By Tribune Staff
NASHVILLE, TN — After a four-year period of darkness that also saw a willing embrace of bigotry and hatred, last Wednesday’s inauguration of Joe Biden and Kamala Harris as President and Vice-President set a new tone in America. With Biden becoming the nation’s 46th president, he becomes the oldest man ever elected to that office.
But for millions of other Americans long marginalized by systemic racism and economic inequality, Kamala Harris’ inauguration as the nation’s first Black and South Asian woman Vice President sends the larger signal as the final shattering of a ceiling that had seemed unreachable and unthinkable for centuries.
That it came only two weeks after the ugly events that saw a mob composed of pro-Trump supporters, heavily infiltrated by White supremacists, invade the capitol trying to force an unconstitutional change of the election results was also noteworthy. The extremely heavy security around Washington D.C. reflected that incident and the desire of government officials to prevent a recurrence of that type of behavior.
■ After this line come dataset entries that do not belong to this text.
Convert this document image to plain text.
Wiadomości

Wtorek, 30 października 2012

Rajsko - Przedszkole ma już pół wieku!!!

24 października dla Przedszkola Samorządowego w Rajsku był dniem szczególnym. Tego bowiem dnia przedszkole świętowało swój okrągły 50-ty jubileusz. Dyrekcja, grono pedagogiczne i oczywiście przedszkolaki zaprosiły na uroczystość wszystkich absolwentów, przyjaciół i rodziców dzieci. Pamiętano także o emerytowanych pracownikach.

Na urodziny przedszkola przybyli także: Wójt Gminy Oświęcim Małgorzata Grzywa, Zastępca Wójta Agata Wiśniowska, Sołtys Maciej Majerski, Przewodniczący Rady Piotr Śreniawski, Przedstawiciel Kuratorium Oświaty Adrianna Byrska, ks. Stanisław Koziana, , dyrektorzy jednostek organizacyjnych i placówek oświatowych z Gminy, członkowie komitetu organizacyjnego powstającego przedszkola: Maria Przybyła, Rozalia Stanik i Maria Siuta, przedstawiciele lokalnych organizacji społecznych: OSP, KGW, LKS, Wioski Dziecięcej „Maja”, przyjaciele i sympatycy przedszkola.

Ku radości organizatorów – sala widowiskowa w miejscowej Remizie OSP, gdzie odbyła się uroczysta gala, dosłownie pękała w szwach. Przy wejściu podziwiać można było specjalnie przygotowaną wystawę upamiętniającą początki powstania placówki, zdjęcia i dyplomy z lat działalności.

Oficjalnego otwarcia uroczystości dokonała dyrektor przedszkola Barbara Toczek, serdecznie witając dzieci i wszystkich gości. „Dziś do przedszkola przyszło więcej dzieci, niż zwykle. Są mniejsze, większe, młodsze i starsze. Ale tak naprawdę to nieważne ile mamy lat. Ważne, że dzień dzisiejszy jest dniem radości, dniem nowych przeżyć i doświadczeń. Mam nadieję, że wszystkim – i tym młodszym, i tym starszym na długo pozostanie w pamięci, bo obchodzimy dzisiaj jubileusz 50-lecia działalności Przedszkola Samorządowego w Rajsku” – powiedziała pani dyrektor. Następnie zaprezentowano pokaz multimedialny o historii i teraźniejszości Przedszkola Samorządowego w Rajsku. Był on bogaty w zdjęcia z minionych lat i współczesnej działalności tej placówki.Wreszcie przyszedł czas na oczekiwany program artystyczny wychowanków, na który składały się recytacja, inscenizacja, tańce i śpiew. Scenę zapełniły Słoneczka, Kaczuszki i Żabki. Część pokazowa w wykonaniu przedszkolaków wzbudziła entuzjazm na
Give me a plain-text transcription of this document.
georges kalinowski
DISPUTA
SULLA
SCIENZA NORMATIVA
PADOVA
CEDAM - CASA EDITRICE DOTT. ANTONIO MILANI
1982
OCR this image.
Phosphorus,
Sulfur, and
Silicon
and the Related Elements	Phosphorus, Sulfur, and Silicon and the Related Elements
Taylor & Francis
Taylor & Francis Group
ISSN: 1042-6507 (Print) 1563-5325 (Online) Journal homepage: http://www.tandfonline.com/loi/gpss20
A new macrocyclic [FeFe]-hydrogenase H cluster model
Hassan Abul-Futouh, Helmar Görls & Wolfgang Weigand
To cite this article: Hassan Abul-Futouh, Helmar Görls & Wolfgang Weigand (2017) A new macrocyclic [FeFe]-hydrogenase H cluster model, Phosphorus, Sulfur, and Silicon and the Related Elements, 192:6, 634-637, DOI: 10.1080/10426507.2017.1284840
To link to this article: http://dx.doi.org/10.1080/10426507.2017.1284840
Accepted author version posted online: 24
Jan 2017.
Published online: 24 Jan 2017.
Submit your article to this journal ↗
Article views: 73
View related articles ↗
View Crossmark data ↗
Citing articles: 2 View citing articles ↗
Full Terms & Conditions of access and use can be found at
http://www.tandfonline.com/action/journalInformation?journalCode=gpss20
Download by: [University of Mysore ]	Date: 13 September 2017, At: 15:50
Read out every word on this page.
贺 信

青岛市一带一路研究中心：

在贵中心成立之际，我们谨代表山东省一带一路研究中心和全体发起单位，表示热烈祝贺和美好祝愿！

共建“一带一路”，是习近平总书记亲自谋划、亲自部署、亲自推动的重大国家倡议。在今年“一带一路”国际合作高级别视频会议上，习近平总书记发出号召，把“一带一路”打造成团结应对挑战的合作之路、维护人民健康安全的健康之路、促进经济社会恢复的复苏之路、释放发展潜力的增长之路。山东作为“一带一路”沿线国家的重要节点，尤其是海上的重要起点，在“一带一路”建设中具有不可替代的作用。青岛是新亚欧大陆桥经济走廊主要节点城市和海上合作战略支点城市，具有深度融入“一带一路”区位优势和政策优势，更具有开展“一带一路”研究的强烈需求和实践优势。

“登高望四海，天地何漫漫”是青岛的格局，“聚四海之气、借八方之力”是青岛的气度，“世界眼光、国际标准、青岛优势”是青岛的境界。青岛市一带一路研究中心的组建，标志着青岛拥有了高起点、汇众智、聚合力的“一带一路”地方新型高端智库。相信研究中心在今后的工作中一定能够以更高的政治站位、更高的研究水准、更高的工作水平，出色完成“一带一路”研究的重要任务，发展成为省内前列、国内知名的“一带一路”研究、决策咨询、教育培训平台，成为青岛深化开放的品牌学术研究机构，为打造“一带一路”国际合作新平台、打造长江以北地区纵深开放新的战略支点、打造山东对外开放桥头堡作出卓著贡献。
However, it was also a time for celebration. America’s 59th inauguration ceremony, which happened two days after the annual Martin Luther King Jr. Day commemoration, saw the inaugural committee spearhead two key events in the same week. On the preceding Monday, they presented a nationally televised MLK Day program that featured several speakers. These included Dr. Bernice King, Martin Luther King III, Aloe Blacc, and Rev. Al Sharpton.
Then on Wednesday Joe Biden was sworn in as the 46th president of the United States by Chief Justice John Roberts. Kamala Harris’ historic swearing-in ceremony as the first female vice president was done by U.S. Supreme Court Associate Justice Sonia Sotomayor. Before the ceremony, President Biden and Vice President Harris attended a service at the Cathedral of St. Matthew the Apostle.
As a salute to her HBCU background and heritage, Howard University’s Showtime Marching Band escorted Vice President Harris and performed a special drum cadence in her honor. Howard University President Wayne A. I. Frederick stated, “It is our esteemed honor to be involved in the historic inauguration of President Joe Biden and Vice President Kamala Harris.”
Amanda Gorman, America’s first youth poet laureate, gave a resounding presentation following President Biden’s inaugural speech. Gorman said, “We will not march back to what was, but move to what shall be, a country that is bruised but whole, benevolent but bold, fierce and free. We will not be turned around or interrupted by intimidation because we know our inaction and inertia will become the future.”
The theme for Biden’s inauguration was “America United,” an idea that social distancing does not warrant a discord in social behavior. He said the truth has been revealed countless times; the nation is living in a space of hate based on the color of one’s skin. The Biden presidency promises to work daily in making this nation face the racial problems that plague underrepresented communities. Both and Vice-President Harris are striving for an America free from the glass ceiling that has historically held women and minorities back from national power and influence.